South Korea to Crack Down on Crypto Transfers Under 1 Million Won – New Rules Coming

South Korea’s Financial Services Commission (FSC) is advancing plans to expand the crypto **Travel Rule**—requiring virtual asset service providers (VASPs) to collect and share sender/recipient information—to cover all transactions, including those under **1 million won** (~$680–$700).

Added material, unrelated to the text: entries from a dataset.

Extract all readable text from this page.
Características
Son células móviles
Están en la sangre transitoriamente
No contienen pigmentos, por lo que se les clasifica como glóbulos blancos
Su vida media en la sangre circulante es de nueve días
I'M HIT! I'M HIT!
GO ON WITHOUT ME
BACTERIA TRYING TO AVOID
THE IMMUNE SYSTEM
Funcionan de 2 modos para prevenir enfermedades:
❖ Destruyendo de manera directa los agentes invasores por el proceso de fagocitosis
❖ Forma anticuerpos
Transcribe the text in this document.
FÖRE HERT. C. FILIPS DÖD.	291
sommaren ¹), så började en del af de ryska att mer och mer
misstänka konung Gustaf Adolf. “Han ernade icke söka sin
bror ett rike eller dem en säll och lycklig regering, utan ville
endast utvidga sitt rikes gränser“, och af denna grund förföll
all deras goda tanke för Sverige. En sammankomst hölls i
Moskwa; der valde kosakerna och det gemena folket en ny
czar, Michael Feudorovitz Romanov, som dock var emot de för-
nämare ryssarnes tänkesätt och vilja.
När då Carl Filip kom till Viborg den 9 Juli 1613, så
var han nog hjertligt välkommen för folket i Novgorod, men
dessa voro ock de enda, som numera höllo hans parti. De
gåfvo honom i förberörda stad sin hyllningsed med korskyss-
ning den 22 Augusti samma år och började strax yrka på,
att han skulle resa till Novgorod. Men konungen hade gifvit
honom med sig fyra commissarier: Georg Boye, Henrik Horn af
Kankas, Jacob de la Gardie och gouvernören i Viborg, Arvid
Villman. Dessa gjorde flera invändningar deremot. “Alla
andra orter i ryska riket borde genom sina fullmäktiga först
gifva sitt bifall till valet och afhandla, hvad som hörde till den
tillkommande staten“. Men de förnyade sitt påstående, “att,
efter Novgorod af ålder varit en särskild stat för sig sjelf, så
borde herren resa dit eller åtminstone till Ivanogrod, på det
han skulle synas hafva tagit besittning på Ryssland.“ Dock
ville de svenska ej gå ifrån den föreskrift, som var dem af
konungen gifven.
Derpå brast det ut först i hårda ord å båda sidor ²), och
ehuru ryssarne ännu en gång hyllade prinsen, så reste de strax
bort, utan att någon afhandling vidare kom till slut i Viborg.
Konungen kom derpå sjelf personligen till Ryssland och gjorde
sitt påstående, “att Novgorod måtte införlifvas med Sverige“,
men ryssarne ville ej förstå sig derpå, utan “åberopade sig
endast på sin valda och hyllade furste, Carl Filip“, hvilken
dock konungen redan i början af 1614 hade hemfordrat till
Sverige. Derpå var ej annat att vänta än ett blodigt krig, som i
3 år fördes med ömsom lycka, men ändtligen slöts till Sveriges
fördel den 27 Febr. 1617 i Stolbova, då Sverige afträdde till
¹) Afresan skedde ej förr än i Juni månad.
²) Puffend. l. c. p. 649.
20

Announced in late November 2025 by FSC Chairman Lee Eok-won, this move closes a loophole exploited for “smurfing,” where illicit funds are split into smaller amounts to evade identity checks.

Key Details
– Currently, the Travel Rule applies mainly to transfers over 1 million won.
– The expansion targets rising misuse: Korea’s Financial Intelligence Unit (FIU) flagged over 36,000 suspicious crypto transactions in the first eight months of 2025 alone.
– VASPs will need to verify names, wallet addresses, and other details for even low-value transfers.
– Legislative amendments are expected in the first half of 2026, with implementation likely following.

Reasons for the Crackdown
Regulators cite increasing money laundering, tax evasion, drug trafficking, and illicit overseas remittances via crypto. This aligns with global FATF standards and builds on prior measures like the Virtual Asset User Protection Act (2024).

mpact on Market
– Exchanges face higher compliance costs for system upgrades and monitoring.
– Retail traders may experience delays or added verification for small transfers.
– Broader reforms include blocking “high-risk” offshore platforms and preemptive FIU account freezes.

The proposed extension signals South Korea’s commitment to robust AML oversight in its vibrant crypto market. While enhancing transparency and investor protection, it may raise operational burdens. Final rules await National Assembly approval in 2026.